Quante e quali voci si sono spese per commentare la decisione dei comuni di Manfredonia, Monte Sant’Angelo e Mattinata di ritirarsi da parte civile nel processo contro alcuni ex dirigenti Enichem?
La prima, in ordine di tempo, è stata Forza Italia che ha accusato la giunta di Manfredonia di aver “perpetrato l'ennesimo tradimento, il più grave, ai danni dell'intera popolazione di Manfredonia – e di aver accettato una transazione che – non consente di riconciliarsi con chi ha "violentato" il nostro diritto alla vita ed ad un ambiente sano e pulito, per noi ed i nostri figli”.
Poi è arrivata la nostra proposta: “destinare le isole 2, 5 e 7 dell’area ex Enichem ad uso pubblico, affinché nascano in quell’area attività indispensabili per ricavare dati precisi sulle tipologie di tumori più diffusi sul nostro territorio e sull’incidenza di alcune malattie in relazione all’esposizione all’inquinamento industriale”.
A seguire, la posizione di Bianca Lancia che sottolinea come l’amministrazione “con questa decisione si è ritirata non solo dal processo, ma soprattutto dal patto morale stretto con la città”.
Meno prevedibile il comunicato di Prc che avrebbe avrebbe voluto ”un momento pubblico di confronto sulla questione”.

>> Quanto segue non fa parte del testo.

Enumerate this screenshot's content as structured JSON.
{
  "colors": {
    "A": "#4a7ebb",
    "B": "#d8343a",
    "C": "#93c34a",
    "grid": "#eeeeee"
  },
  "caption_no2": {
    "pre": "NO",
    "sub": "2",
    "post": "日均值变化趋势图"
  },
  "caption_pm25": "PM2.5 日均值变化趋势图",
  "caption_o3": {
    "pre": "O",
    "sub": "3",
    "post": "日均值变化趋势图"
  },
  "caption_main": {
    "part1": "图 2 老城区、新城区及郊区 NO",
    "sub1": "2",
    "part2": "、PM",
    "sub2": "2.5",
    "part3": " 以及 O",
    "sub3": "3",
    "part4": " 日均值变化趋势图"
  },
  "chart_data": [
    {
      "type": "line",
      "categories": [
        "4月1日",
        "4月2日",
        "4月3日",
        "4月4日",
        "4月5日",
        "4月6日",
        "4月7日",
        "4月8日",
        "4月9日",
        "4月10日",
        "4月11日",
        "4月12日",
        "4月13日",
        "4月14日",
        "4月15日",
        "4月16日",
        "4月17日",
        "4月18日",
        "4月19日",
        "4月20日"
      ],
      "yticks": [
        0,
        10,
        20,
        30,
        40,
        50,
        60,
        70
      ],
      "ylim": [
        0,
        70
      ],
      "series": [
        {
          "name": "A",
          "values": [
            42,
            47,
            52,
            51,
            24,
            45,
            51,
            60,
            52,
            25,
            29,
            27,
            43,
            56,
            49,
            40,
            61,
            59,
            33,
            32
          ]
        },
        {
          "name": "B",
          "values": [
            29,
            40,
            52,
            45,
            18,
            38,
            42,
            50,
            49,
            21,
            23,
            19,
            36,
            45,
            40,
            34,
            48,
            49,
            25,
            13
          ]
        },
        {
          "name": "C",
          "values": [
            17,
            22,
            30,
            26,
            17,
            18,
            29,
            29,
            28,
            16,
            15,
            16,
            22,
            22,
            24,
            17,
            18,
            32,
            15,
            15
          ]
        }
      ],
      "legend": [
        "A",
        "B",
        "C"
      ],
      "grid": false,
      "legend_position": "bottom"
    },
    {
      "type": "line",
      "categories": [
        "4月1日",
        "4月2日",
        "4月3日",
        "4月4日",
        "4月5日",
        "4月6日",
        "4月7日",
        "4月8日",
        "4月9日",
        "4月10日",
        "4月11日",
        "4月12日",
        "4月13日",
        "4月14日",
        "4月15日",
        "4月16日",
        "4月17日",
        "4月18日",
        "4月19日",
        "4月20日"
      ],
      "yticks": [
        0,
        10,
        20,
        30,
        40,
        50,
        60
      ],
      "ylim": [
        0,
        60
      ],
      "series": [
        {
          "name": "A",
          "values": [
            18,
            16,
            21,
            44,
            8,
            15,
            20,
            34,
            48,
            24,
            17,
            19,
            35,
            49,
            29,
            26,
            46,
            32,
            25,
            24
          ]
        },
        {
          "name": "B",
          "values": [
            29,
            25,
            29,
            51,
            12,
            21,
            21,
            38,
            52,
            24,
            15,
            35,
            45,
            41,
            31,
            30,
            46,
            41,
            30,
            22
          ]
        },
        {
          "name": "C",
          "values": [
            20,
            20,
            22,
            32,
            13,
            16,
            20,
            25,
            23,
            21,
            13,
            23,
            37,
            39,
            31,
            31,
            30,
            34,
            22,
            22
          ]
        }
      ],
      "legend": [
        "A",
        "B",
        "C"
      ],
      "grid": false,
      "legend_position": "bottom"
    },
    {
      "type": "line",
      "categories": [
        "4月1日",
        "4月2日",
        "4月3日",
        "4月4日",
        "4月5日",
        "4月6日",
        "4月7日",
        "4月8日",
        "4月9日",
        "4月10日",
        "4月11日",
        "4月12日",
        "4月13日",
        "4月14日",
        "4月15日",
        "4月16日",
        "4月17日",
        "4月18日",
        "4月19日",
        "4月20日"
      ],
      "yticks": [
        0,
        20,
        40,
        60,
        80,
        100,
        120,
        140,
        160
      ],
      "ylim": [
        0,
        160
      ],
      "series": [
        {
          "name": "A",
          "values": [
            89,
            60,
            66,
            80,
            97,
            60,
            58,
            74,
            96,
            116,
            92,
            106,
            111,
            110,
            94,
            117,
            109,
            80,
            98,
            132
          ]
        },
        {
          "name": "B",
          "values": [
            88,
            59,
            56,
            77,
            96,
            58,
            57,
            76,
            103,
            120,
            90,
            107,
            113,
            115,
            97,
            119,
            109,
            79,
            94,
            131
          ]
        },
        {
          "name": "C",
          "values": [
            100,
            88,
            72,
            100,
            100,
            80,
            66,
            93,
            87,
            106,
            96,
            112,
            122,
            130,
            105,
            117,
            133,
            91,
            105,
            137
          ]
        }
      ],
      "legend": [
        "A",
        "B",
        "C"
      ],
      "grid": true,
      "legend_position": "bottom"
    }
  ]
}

"Quelli sono soldi sporchi - conclude Legambiente - perchè gettano un'ombra sulle istituzioni che dovrebbero salvaguardare l'interesse collettivo".
Fin qui gli interventi, ma sono troppi gli interpellati che restano silenziosi: non risponde alle accuse il comune di Manfredonia che, evidentemente, ha scelto questa strategia per far dimenticare presto; non dicono nulla i sindacati che, nonostante tutto, immagino restino dalla parte degli operai che hanno perso la vita a causa dell’Enichem; tace la Asl di Foggia2 (Manfredonia), che ogni tanto potrebbe spenderle anche due parole sui casi di tumore riscontrati in città; tacciono i verdi di Manfredonia, movimento per anni in prima fila contro l'Enichem; tacciono il ministero del lavoro e quello per l’ambiente che, si sa, sono impegnati nella lotta contro le morti bianche e per il rispetto dell’ambiente e della salute dell’uomo.
Tacciono tanti cittadini che un tempo si impegnarono in prima fila contro il petrolchimico, entrando anche in conflitto con le ragioni del lavoro, ma che adesso non sembra riconoscano il ruolo di quegli operai.
Tanti silenzi che credo abbiano messo a tacere anche quelle poche voci che si sono levate. Silenzi che hanno ragioni profonde e sulle quali è più che mai necessario indagare.